For the low-dimensional case that the dimensions of X and T are fixed, estimation of model (4) has been studied; see Liu and Yang (2010), Xue and Liang (2010), Xue and Yang (2006) for a spline estimation procedure and Lee, Mammen and Park (2012) for a backfitting algorithm. In modern data applications, model (4), however, is particularly useful when p is large. For example, in GWAS, the number of SNPs, which is p, can be very large, but the dimension of X such as the environmental factors, which is d, is inevitably relatively small. Moreover, the number of variables in T which have nonzero effects is small. It therefore, poses new challenges to apply model (4) to the high-dimensional case including: (i) how to identify those important variables in T, (ii) how to estimate the coefficient functions for the important covariates and (iii) how to conduct inferences for the nonzero coefficient functions. For example, it is of interest to know whether they are a function of a specific parametric form such as constant, linear or quadratic, etc.

In the high-dimensional data setting, studying nonlinear interaction effects has found much attention in recent years, and a few strategies have been proposed. For example, Jiang and Liu (2014) proposed to detect variables under the general index model, which enables the study of high-order interactions among components of continuous predictors, which are assumed to have a multivariate normal distribution. Moreover, Lian (2012) considered variable selection in varying coefficient models which allows the coefficient functions to depend on one index variable, such as a time-dependent variable.

When we would like to see how the effect of each genetic factor changes under the influence of multiple environmental variables, the proposed high-dimensional GACM (4) becomes a natural approach to consider, since both the index model [Jiang and Liu (2014)] and the varying coefficient model [Lian (2012)] cannot address this question; the former is used to study interactions of components in a set of continuous predictors, and the latter only allows one index variable. For model selection and estimation, we apply a groupwise penalization method. Moreover, most existing high-dimensional nonparametric modeling papers [Lian (2012), Meier, van de Geer and Bühlmann (2009), Ravikumar et al. (2009), Wang et al. (2014), Huang, Horowitz and Wei (2010)] focus on variable selection and estimation. In this paper, after variable selection, we also propose a simultaneous inferential tool to further test the shape of the coefficient function for each selected variable, which has not been studied in the previous works.

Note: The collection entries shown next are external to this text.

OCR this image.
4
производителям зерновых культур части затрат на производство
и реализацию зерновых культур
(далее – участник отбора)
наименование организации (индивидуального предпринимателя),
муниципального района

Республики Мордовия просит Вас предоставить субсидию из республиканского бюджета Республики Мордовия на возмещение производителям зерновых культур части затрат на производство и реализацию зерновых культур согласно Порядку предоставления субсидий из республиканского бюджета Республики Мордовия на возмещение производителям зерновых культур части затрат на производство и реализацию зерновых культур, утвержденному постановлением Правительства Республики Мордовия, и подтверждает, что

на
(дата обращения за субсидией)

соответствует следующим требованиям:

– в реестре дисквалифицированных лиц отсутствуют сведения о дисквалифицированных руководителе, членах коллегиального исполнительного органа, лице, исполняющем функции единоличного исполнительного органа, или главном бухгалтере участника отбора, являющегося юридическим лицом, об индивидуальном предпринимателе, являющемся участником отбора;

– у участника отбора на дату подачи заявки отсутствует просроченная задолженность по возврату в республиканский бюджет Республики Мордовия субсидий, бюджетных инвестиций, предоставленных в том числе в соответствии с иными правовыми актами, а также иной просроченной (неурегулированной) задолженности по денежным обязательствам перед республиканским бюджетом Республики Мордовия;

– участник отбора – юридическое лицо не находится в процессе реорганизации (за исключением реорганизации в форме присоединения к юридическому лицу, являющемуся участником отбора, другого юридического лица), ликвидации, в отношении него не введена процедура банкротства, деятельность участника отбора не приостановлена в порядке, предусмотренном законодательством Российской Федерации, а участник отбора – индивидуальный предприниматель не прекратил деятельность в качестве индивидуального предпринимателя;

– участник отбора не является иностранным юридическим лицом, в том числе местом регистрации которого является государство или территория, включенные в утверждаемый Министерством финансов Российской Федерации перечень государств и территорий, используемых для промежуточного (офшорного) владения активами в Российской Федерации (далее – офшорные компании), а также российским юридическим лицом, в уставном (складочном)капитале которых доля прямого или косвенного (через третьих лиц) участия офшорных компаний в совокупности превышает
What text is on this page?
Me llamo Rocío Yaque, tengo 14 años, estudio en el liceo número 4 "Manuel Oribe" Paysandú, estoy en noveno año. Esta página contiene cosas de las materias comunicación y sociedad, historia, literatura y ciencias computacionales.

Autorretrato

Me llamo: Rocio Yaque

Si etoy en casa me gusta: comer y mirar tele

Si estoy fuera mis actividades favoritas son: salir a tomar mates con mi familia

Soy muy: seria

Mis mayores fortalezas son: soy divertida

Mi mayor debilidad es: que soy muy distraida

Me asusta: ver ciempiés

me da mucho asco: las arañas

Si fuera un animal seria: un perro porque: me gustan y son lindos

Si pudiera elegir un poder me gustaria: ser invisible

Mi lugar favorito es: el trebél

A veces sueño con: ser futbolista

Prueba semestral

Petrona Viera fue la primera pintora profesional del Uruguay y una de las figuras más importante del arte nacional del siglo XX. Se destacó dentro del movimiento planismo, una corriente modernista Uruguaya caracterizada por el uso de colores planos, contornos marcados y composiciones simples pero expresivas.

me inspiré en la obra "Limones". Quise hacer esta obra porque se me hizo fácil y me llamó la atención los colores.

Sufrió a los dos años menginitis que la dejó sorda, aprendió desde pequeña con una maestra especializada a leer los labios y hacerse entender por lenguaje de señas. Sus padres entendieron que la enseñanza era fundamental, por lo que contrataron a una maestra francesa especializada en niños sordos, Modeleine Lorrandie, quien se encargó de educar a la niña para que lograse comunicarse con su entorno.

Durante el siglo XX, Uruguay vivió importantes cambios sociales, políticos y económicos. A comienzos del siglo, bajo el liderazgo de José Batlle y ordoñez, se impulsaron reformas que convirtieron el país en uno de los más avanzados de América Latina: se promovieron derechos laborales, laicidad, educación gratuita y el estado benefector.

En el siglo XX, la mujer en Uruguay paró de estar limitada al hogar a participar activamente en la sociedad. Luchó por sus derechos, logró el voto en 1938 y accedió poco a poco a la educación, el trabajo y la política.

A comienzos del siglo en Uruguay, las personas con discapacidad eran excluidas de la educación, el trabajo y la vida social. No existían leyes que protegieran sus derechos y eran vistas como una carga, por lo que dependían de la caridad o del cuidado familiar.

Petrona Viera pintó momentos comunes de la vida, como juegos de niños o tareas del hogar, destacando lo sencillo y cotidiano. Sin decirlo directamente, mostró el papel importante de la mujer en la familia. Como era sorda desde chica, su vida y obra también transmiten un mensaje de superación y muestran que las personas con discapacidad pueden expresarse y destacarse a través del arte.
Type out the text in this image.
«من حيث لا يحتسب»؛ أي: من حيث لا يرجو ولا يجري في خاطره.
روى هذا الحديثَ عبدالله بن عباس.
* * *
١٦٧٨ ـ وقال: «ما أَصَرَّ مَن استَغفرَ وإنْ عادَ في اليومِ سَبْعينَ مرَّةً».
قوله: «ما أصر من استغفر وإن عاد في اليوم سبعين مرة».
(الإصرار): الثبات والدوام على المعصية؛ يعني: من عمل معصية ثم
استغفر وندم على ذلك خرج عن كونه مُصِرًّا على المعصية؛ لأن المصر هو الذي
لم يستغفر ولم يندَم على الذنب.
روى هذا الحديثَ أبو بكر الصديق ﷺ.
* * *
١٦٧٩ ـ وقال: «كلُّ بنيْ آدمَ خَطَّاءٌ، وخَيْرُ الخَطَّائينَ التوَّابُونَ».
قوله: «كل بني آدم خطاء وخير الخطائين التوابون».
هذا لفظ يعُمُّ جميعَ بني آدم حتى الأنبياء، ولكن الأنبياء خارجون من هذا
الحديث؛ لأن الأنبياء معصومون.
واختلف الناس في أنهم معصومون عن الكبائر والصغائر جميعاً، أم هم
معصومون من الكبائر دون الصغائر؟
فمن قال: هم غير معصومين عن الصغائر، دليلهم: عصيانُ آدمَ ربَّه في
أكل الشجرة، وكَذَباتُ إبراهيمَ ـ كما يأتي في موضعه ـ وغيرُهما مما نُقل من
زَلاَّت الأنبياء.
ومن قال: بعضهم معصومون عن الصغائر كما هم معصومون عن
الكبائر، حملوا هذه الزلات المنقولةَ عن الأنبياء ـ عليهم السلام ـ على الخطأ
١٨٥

To this end, we aim to address questions (i)–(iii). Specifically, for estimation and model selection, we apply a groupwise regularization method based on a penalized quasi-likelihood criterion. The penalty is imposed on the L₂ norm of the spline coefficients of the spline estimators for α_ℓ(·). We establish the asymptotic consistency of model selection and estimation for the proposed group penalized estimators with the quasi-likelihood criterion in the high-dimensional GACM (4). We allow p to grow with n at an almost exponential order. Importantly, establishment of these results is technically more difficult than other work based on least squares, since no closed-form of the estimators exists from the penalized quasi-likelihood method.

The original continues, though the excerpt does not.